Current Projects

RECENTLY GRADUATED!

The NIMBLE Environment for Statistical Computing

Many challenges in data science benefit from increasingly sophisticated statistical models. NIMBLE is becoming increasingly popular but is in need of open-source software leadership that drives its adaptation to parallel and distributed infrastructures as well as in-storage computing environments.

Start Date: Summer ’17

ON-GOING

Skyhook: Elastic Databases for the Cloud

The cloud business model requires flexible resource usage but traditional relational databases strongly couple data to physical resources making it difficult to add and remove database nodes. The Skyhook project extends PostgreSQL with a data/resource decoupling that allows dynamic expansion and shrinking of database clusters and enables the query optimizer to leverage this functionality.

Start Date: Late Fall’16

 

STARTING IN EARLY 2019

Tracery2 and Chancery

Tracery is a generative-text library and language implemented in Javascript. Its goal was to enable casual users (novice coders, but also those who do not ‘code’) to write simple JSON files that encodes grammar rules which produce complex recursively-expanded text. It was initially created as a class project at UCSC, then open-sourced. Tracery has been one of the biggest success stories in using open source software to support artists and poets. After the initial version was released in 2014, a British artist made a website, CheapBotsDoneQuick, to host bots written in the language.
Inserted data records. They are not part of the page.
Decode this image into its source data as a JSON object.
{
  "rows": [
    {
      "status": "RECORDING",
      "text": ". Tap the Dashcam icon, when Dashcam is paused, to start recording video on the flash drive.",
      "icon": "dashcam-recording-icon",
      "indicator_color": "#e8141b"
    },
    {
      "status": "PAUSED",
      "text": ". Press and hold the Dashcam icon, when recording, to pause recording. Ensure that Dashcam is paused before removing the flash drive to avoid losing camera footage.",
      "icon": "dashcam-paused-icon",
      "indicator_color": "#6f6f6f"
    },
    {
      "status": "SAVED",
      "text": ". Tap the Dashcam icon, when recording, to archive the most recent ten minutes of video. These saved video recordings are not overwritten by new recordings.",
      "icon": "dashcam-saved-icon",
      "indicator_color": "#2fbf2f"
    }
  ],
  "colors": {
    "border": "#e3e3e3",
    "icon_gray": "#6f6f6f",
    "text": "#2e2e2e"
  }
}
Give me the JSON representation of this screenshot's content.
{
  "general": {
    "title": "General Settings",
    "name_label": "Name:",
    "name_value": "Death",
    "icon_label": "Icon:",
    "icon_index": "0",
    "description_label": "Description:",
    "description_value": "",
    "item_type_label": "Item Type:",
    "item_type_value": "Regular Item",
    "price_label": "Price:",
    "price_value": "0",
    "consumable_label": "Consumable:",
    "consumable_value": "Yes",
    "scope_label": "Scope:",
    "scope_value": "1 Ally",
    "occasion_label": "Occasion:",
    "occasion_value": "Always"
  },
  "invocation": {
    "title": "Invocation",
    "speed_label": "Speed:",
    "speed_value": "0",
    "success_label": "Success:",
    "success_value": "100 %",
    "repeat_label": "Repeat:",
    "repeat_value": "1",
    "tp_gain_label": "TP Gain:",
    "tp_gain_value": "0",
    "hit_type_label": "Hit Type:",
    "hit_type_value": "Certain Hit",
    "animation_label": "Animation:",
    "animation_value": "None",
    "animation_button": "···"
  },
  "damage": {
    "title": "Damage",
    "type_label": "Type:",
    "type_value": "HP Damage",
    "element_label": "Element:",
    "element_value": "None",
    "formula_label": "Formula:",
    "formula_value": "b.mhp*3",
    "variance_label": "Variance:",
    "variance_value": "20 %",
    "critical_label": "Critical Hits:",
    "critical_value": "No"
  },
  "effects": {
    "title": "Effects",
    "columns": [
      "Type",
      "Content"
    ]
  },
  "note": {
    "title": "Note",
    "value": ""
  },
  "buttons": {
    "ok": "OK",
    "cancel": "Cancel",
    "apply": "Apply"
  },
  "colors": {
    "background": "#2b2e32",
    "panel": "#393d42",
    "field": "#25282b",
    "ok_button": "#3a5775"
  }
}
CheapBotsDoneQuick in turn created an artbot boom, with more than ten thousand bots currently hosted.

Black Swan: The Popper Reproducibility Platform

Synopsis: Reproducibility is the cornerstone of the scientific method. Yet, in computational and data science domains, a gap exists between current practices and the ideal of having every new scientific discovery be easily reproducible. Advances in computer science (CS) and software engineering slowly and painfully make their way into these domains, even in (paradoxically) CS research. Popper (http://falsifiable.us) is an experimentation protocol and CLI tool for implementing scientific exploration pipelines following a DevOps (https://en.wikipedia.org/wiki/Devops) approach. The goal of Popper is to bring the same methods and tools used for the agile delivery of software (DevOps) to scientists and industry researchers.